My parents and grandparents are/were teachers – my grandmother taught in elementary school, my father and my grandfather in university, and my mother is a high school teacher. They have been practicing for several decades and the one thing all of them agreed on was that teaching misleading pseudo-facts introduces a mental debt which students will have to pay for a long, long time.
I’m glad that it looks like so. I don’t personally claim much experience in the field by any means (I have only been programming for twelve years of which only the last 6 or 7 years might be called nontrivial), but even with this little experience, obvious errors like the confusion about very basic terminology, are easy to notice (and be upset about when they are presented as The Truth ex cathedra).
I teach CS at a university in Portugal and notice a similar pattern. I blame this state of affairs in a tacit assumption within some sectors of academia that programming should be taught as practical skill rather than a set of foundational principles; this reflects in many ways, not least of which is the choice of programming languages (often justified by “employability”) and the accepted wisdom that mathematical methods and programming should be kept divorced.

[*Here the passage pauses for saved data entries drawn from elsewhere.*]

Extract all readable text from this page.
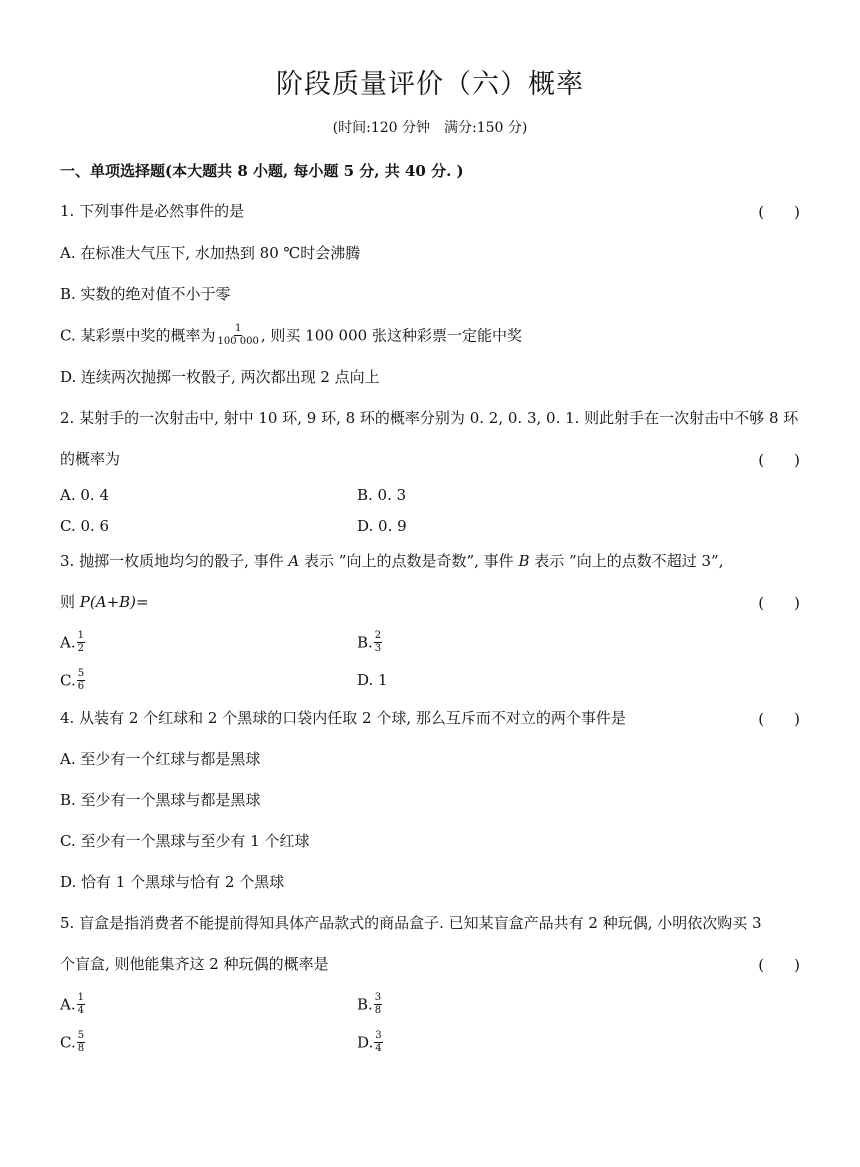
阶段质量评价（六）概率
(时间:120 分钟　满分:150 分)
一、单项选择题(本大题共 8 小题, 每小题 5 分, 共 40 分. )
1. 下列事件是必然事件的是	(　　)
A. 在标准大气压下, 水加热到 80 ℃时会沸腾
B. 实数的绝对值不小于零
C. 某彩票中奖的概率为 $\frac{1}{100 000}$ , 则买 100 000 张这种彩票一定能中奖
D. 连续两次抛掷一枚骰子, 两次都出现 2 点向上
2. 某射手的一次射击中, 射中 10 环, 9 环, 8 环的概率分别为 0. 2, 0. 3, 0. 1. 则此射手在一次射击中不够 8 环
的概率为	(　　)
A. 0. 4	B. 0. 3
C. 0. 6	D. 0. 9
3. 抛掷一枚质地均匀的骰子, 事件 A 表示 ”向上的点数是奇数”, 事件 B 表示 ”向上的点数不超过 3”,
则 P(A+B)=	(　　)
A. $\frac{1}{2}$	B. $\frac{2}{3}$
C. $\frac{5}{6}$	D. 1
4. 从装有 2 个红球和 2 个黑球的口袋内任取 2 个球, 那么互斥而不对立的两个事件是	(　　)
A. 至少有一个红球与都是黑球
B. 至少有一个黑球与都是黑球
C. 至少有一个黑球与至少有 1 个红球
D. 恰有 1 个黑球与恰有 2 个黑球
5. 盲盒是指消费者不能提前得知具体产品款式的商品盒子. 已知某盲盒产品共有 2 种玩偶, 小明依次购买 3
个盲盒, 则他能集齐这 2 种玩偶的概率是	(　　)
A. $\frac{1}{4}$	B. $\frac{3}{8}$
C. $\frac{5}{8}$	D. $\frac{3}{4}$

The fact that programming is taught as a practical skill wouldn’t be much of a problem if “practicality” wouldn’t mean “I don’t mind if it’s outright wrong in 10% of the cases” in the vocabulary of the aforementioned teachers. Here, in Hungary, there’s another extreme with regards to how we teach programming: it is sometimes taught without any sense of practicality, to the point where it’s all theorem and proof, theorem and proof, and we learn about “transitive closures” of “sequential data structures” yet students have no idea why a linked list sucks when it comes to cache locality: after all, it’s absolutely isomorphic to an array, isn’t it?!
So, in my opinion, the education is completely schizophrenic about programming. It’s either complete hand-wavery, interspersed with the presentation of factually false assertions, or overly theoretical, useless, impractical pseudo-science. I think a healthy balance should be maintained between the two: whereby we can mathematically describe what we are doing without resorting to lies, but the ultimate goal of programming should be to have a very practical, useful tool with which we can solve problems.
Currently, our education system provides neither.
Your argument about “programming language employability” is spot on. The one thing that I just can’t for the sake of it understand is this. We have an entire, one-semester course for Java programming, “because it’s Enterprise!”. We don’t have any functional programming courses. Software Engineers don’t have any low-level performance-intensive programming courses. Bionics Engineers can take one optional course, FPGA programming, which I have completed, and it was awesome – but I think it should be available or even obligatory for future software engineers…
So, we are wasting an entire semester on Java, a language which adds literally no value, nor any practical or theoretical advancements to computing, a language that any intermediately experienced C++ programmer could pick up in about a week. Yet, students who haven’t written a single line of Haskell or assembly in their life will have their degree in Information Technology and Software Engineering. This is simply a scandal.